Justification: Prior to the requirement that Medicaid patients use managed care facilities, SUNY Optometry served over 7,000 Medicaid patients, generating revenue of approximately $1 million annually. These patients also provided a great resource for intern and residency programs. Allowing these patients to again obtain optometric services from SUNY Optometry will provide an outlet for necessary public health services. At the same time, the college will have the experiential services for its students and the subsequent revenue from the providing of the services.
Fiscal Impact: SUNY Optometry estimates that more than 7,000 patient visits per year and revenue of approximately $1 million has been lost as a result of Medicaid managed care rules. Advancement of this proposal will ensure that the students have access to a strong patient base for their clinic training, thus increasing the overall clinic revenues and potentially re-generating the lost revenue. Furthermore, since Optometry does not receive funding for graduate medical education or bad debt charity care, access to Medicaid managed care patients is critical to meeting the financial needs of the institution.
DASNY Financing of Housing by State University Not-For-Profit Corporations and Associations
The State University provides campus housing for approximately 70,000 students. In many cases, campuses are not able to accommodate all their student housing requests. As campuses look to provide more adequate housing opportunities, it is important for them to have options for construction and financing. This proposal authorizes the Dormitory Authority of the State of New York (DASNY) to construct and finance student, faculty and staff housing through campus-related foundations, auxiliary services corporations, alumni associations, and other not-for-profit corporations and associations.
Justification: When a campus examines options for the construction and financing of dormitory facilities, the option of using campus-related corporations is excluded from construction and financing through DASNY. If a campus chooses the campus-related corporation option, local Industrial Development Agencies are usually consulted. The University would like to make the services and financing of DASNY available to its campuses as a full service option.
Fiscal Impact: No direct fiscal impact to the University System Administration; however, this will permit campus-based projects the opportunity to seek DASNY expertise and participation which could generate a campus-based savings due to lower interest rate bond financing.
MAY 2008: Amends §1676 & 1680 of the Public Authorities Law to authorizes the Dormitory Authority to construct and finance student, faculty and staff housing through campus-related foundations, auxiliary services corporations, alumni associations and other not-for-profit corporations and associations. 2008: S.7841 (LaValle) Corporations
Purchase Land Lease
State University campuses are continually looking at ways to maximize their revenues through philanthropic and non-state sources. This legislation acknowledges that entrepreneurship and authorizes the lease of portions of the State University campus of Purchase College to provide a continuing care retirement community and faculty-staff housing.

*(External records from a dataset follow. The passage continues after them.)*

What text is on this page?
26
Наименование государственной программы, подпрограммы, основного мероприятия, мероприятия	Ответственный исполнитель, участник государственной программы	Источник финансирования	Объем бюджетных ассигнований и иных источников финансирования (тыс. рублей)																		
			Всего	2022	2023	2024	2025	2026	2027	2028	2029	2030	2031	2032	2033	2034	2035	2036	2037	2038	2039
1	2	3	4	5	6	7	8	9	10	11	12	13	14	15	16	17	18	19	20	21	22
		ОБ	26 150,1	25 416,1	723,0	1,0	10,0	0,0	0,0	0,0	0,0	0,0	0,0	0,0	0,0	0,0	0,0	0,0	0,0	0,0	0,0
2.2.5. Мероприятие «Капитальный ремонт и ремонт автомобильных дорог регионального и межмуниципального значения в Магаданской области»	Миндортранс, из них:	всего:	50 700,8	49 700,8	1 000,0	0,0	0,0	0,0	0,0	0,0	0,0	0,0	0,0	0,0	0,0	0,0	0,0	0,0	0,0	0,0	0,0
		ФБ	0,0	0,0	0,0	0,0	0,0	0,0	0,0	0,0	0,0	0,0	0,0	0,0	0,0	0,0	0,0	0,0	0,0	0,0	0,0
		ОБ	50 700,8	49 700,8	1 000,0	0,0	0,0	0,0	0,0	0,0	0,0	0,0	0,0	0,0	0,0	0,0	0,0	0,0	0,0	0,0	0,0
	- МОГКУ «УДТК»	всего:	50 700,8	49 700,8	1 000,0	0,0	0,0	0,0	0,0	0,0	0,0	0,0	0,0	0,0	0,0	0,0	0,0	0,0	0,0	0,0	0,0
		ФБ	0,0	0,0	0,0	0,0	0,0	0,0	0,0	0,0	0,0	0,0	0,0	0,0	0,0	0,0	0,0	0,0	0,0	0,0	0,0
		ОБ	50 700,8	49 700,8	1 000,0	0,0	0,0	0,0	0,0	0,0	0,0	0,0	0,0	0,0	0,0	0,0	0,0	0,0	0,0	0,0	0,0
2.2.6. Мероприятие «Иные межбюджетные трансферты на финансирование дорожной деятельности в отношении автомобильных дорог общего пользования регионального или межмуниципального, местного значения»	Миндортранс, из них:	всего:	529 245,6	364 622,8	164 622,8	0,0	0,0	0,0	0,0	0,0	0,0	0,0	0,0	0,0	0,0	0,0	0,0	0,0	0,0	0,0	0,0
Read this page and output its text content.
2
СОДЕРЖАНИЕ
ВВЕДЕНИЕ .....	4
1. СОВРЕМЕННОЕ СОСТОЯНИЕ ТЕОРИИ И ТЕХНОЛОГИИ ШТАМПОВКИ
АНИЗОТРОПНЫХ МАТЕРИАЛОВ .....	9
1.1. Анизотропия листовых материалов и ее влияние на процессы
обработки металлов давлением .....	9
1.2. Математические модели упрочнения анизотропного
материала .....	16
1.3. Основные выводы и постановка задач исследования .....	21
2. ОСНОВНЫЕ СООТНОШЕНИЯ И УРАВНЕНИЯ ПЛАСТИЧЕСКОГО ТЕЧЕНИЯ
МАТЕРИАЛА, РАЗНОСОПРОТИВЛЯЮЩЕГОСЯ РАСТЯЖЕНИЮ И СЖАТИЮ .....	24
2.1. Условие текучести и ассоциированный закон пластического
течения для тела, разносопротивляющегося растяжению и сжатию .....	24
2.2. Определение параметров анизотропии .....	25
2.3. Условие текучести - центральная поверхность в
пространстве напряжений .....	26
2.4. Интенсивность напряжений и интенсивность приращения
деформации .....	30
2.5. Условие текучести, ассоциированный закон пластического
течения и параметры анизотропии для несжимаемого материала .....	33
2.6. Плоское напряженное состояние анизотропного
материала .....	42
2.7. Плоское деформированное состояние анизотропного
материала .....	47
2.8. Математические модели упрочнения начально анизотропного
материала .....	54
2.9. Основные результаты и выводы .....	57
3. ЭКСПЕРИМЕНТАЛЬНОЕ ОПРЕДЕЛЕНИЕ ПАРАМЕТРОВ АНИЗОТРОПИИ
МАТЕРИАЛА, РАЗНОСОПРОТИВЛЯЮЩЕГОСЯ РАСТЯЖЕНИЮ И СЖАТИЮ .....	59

Justification: The Purchase College Advancement Corporation, a not-for-profit corporation, is looking to use approximately 55 acres of the Purchase College campus to make improvements for the construction and operation of a retirement community, and faculty and staff housing. There is great local community interest in this project. It is contemplated that in addition to providing affordable retirement housing in this affluent community, the retirement community residents will interact with the College by becoming continuing education students, members of the Neuberger Museum of Art and members of The Performing Arts Center of the College. In addition, they will add an intergenerational component to the life experience of the students at Purchase College. The faculty/staff housing will overcome, in part, the inability of faculty and staff to reside near the College because of the high local real estate costs. This will help greatly in the recruitment and retention of faculty and staff.
Fiscal Impact: The University and the State will receive the benefit of new facilities financed wholly through private resources. In addition, SUNY Purchase will provide housing opportunities for faculty and staff which will lead to better efficiencies in recruitment and retention. The surrounding community will be served through the retirement housing, which will provide an opportunity for intergenerational interaction and participation by these residents in campus programs and philanthropy.
Stony Brook Land Lease
As with the Purchase proposal, State University campuses are continually looking at ways to maximize alternative revenue through philanthropic and non-state sources. This legislation acknowledges the generous donation of an individual for the construction of the Center for Geometry and Physics on the Stony Brook campus.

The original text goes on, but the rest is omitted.